- Developer: Compile Heart
- Publisher: Compile Heart
- Platform: PlayStation 3
- Release: JP: September 13, 2007;
- Genre: RPG
- Mode: Single player

= Megazone 23: Aoi Garland =

2007 video game

Megazone 23: Aoi Garland (メガゾーン23 青いガーランド, Megazone 23: Blue Garland) is a Japanese video game based on the anime series Megazone 23. The game was released for the PlayStation 3 on September 13, 2007, in Japan by Compile Heart. The game is available in two different packages "Original" and "Over Seas Edition".

The game takes place 21 years after the end of Part 1 of Megazone 23 in an alternate continuity to part 2.

==Gameplay==
The game is divided into three parts, which consist of Adventure, Cockpit and Battle. Depending on the choices made with various characters during conversations, different events may take place.

==Over Seas Edition==
Over Seas Edition is a limited edition print by Compile Heart to be released along with its original copies of the game.

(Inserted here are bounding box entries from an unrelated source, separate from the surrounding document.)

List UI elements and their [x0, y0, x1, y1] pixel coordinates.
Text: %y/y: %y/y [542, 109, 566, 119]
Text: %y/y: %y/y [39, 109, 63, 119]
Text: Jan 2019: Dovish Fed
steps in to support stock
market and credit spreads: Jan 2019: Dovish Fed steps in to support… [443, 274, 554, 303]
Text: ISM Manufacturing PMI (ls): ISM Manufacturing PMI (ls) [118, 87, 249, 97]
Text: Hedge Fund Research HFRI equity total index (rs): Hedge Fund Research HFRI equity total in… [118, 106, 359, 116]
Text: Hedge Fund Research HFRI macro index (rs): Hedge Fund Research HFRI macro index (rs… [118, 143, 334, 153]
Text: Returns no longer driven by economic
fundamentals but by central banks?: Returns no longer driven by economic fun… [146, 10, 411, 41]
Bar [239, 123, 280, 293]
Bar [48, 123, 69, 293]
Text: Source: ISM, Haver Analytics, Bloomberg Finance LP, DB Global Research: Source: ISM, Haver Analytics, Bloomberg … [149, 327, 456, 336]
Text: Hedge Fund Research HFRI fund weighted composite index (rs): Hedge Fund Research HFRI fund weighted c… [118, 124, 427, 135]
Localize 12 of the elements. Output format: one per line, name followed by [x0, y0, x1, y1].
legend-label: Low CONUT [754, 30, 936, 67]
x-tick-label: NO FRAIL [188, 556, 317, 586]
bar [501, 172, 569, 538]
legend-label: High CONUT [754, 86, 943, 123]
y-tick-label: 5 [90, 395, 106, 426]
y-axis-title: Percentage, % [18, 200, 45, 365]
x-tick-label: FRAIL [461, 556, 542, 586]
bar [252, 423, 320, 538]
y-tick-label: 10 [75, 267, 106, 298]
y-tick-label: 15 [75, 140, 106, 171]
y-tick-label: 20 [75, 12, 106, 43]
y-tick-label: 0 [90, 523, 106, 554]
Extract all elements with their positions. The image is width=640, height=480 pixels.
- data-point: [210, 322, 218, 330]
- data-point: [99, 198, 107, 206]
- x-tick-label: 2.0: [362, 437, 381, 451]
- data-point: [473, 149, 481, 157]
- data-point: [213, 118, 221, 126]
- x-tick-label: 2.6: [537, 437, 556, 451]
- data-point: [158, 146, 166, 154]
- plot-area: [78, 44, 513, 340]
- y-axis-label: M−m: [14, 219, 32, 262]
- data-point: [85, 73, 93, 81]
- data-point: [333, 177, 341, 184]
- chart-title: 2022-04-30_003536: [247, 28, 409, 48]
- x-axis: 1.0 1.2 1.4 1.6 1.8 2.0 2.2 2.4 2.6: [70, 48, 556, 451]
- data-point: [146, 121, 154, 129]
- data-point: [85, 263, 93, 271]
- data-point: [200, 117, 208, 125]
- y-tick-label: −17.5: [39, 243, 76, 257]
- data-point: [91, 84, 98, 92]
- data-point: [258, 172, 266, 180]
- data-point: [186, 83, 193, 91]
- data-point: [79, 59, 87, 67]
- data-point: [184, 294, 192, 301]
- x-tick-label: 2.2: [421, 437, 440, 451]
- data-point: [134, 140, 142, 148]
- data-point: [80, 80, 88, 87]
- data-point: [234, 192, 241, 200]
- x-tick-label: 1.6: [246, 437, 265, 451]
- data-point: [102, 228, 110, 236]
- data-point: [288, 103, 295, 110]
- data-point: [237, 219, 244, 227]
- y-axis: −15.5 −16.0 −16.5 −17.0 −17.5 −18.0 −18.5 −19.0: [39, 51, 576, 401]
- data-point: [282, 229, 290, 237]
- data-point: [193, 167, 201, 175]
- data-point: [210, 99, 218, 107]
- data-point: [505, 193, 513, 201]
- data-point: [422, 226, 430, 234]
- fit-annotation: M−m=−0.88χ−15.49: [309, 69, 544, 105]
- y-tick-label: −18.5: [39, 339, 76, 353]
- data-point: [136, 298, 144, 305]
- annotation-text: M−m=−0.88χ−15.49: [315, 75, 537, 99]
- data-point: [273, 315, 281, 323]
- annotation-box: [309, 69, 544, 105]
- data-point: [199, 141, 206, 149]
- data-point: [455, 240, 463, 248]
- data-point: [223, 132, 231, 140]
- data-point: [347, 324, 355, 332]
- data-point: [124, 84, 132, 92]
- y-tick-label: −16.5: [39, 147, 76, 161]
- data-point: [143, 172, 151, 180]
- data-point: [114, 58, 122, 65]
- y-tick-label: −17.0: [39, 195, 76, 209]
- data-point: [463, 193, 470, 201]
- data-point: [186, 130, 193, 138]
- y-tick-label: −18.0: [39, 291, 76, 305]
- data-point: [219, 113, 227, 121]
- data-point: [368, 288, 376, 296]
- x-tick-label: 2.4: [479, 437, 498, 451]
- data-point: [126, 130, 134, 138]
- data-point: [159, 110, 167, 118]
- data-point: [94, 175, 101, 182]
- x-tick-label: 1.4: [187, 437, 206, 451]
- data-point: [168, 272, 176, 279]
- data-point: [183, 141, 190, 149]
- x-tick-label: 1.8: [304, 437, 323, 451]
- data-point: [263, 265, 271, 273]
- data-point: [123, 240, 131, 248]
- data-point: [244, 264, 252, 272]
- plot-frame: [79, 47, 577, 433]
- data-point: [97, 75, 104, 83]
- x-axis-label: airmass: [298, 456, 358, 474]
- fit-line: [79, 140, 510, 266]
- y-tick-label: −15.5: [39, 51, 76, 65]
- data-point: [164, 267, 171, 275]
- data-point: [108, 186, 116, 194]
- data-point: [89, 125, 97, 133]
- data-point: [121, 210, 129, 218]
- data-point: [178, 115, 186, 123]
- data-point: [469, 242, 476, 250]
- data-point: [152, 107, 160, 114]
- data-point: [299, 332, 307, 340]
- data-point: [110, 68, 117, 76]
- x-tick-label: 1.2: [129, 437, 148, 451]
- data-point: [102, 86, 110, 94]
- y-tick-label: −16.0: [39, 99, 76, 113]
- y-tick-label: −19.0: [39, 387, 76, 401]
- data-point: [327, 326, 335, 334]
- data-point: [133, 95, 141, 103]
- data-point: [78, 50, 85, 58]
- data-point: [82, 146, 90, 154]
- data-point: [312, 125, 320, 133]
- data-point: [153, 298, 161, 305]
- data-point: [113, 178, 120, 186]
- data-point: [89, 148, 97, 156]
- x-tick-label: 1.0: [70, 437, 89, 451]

This edition comes bundled with a game setting guidebook with full-color artwork and a DVD, "Megazone 23 INTERNATIONAL PART II" (Region 2) -- the full movie of Part II with the original English dub, using Harmony Gold voice actors, complete with the intro of Part I's alternate (non-canonical) ending with footage used in Robotech: The Movie and a narrated summary of the (canonical) events of Part I.